Even uncontroversial examples of government nannying, like the federal crusade against smoking, aren’t as clear-cut as they seem. My favorite study of all time comes from scholars Charles Baum and Shin-Yi Chou, who found that smokers were 7.8% less likely to be obese and that the decline in smoking was the single most significant factor in explaining America’s obesity problem. Tobacco makes you sexy! The point, of course, isn’t that we should all stampede to the nearest CVS and pick up a carton of Marlboros (though an occasional two on a cool night hits the spot). But the anti-tobacco paternalists never calculated that by tamping down smoking, they would help cause an obesity crisis. Having “solved” a problem, they created another one, which we must now allow them to “solve.”

But let’s set all that aside for a moment and pretend that paternalism is a green-eyeshades matter of costs and benefits, and that government officials act competently. That still doesn’t mean we should surrender our freedoms to a hive of regulators. A crucial part of life, whether we like it or not, is that there are consequences to our actions, whether from imbibing too much alcohol or drinking too much soda. Overcoming these challenges and learning temperance makes us stronger, and we shouldn’t neuter ourselves by letting government achieve that for us. The colorful pantheon of life experience can’t be squeezed into cold technocratic policies.

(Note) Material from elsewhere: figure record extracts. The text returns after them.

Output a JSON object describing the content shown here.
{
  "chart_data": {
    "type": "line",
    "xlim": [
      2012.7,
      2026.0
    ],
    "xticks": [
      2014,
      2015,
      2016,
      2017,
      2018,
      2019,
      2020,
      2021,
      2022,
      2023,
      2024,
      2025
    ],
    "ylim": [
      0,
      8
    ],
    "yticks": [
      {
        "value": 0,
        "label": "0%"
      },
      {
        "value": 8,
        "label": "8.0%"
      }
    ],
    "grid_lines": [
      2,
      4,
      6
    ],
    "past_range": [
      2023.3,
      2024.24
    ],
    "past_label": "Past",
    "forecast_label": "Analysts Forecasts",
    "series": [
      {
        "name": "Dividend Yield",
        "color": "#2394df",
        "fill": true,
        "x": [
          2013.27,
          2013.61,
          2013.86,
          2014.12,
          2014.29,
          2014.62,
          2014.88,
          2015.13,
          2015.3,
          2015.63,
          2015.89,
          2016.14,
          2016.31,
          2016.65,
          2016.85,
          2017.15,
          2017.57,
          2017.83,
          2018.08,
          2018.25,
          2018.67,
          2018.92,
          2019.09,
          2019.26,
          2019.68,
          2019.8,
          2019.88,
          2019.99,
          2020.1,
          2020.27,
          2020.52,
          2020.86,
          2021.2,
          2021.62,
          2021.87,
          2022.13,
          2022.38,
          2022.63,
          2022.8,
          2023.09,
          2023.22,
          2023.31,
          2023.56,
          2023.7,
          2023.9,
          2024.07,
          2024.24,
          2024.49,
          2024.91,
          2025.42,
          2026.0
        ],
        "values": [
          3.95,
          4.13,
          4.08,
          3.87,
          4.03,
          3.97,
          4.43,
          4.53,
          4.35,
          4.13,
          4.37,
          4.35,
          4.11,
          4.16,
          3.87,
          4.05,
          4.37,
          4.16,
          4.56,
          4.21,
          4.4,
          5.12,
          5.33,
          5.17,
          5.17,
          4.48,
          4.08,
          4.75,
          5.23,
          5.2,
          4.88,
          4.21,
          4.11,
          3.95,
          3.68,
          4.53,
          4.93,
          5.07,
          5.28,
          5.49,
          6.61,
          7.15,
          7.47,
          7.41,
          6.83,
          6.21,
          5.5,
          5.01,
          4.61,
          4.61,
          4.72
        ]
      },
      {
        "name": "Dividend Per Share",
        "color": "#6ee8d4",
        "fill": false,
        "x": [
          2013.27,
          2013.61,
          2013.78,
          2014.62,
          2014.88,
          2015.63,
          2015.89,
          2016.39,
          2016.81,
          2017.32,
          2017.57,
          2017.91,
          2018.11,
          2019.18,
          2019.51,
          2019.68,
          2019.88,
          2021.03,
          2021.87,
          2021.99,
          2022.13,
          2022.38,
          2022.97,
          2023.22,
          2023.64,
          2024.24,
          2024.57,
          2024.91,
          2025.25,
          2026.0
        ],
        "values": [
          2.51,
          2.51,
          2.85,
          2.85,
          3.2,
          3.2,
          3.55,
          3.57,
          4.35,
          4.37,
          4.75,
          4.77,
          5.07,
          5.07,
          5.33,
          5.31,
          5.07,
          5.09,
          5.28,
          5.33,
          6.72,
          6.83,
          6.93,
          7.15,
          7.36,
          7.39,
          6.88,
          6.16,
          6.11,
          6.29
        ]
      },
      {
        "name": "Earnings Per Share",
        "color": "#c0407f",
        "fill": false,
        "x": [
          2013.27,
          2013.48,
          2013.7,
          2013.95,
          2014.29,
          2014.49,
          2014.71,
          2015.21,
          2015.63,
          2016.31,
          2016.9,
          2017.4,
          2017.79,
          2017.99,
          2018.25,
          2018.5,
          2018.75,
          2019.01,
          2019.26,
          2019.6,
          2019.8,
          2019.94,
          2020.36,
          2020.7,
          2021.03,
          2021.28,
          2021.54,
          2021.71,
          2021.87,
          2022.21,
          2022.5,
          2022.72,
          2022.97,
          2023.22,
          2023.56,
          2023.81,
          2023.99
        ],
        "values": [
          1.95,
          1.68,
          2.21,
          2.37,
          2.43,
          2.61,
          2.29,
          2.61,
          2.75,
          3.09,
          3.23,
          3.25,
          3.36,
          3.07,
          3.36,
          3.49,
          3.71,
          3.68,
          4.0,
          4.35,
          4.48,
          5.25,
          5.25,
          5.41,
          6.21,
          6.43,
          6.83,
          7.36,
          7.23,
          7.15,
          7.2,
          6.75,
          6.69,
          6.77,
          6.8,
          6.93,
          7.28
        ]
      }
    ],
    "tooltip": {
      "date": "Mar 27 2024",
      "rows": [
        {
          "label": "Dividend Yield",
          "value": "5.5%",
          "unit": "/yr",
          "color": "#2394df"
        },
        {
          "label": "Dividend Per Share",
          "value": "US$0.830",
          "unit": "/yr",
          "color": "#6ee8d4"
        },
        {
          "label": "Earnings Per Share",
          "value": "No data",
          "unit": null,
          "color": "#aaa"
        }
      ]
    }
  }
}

Also, indulging moderately in our vices is enjoyable, something that doesn’t figure into the paternalists’ math equations. As Adam Carolla said in a rant about public beach regulations, “It is true we’ve eliminated every possibility of somebody being concussed by a Nerf football, but we’ve also eliminated all possibility of fun.” If a family’s idea of fun is going to 7-Eleven for Big Gulps every Sunday after church, for goodness sake, leave them alone.

The solution is neither extreme libertarianism nor paternalism. Rather, it’s a cautious and civic-minded attitude among regulators, who defer to liberty first and only intervene if others are being harmed or if it’s absolutely necessary to preserve public virtue. We don’t need necrophilia. But we also don’t need Cass Sunstein nudging us around in his sandbox.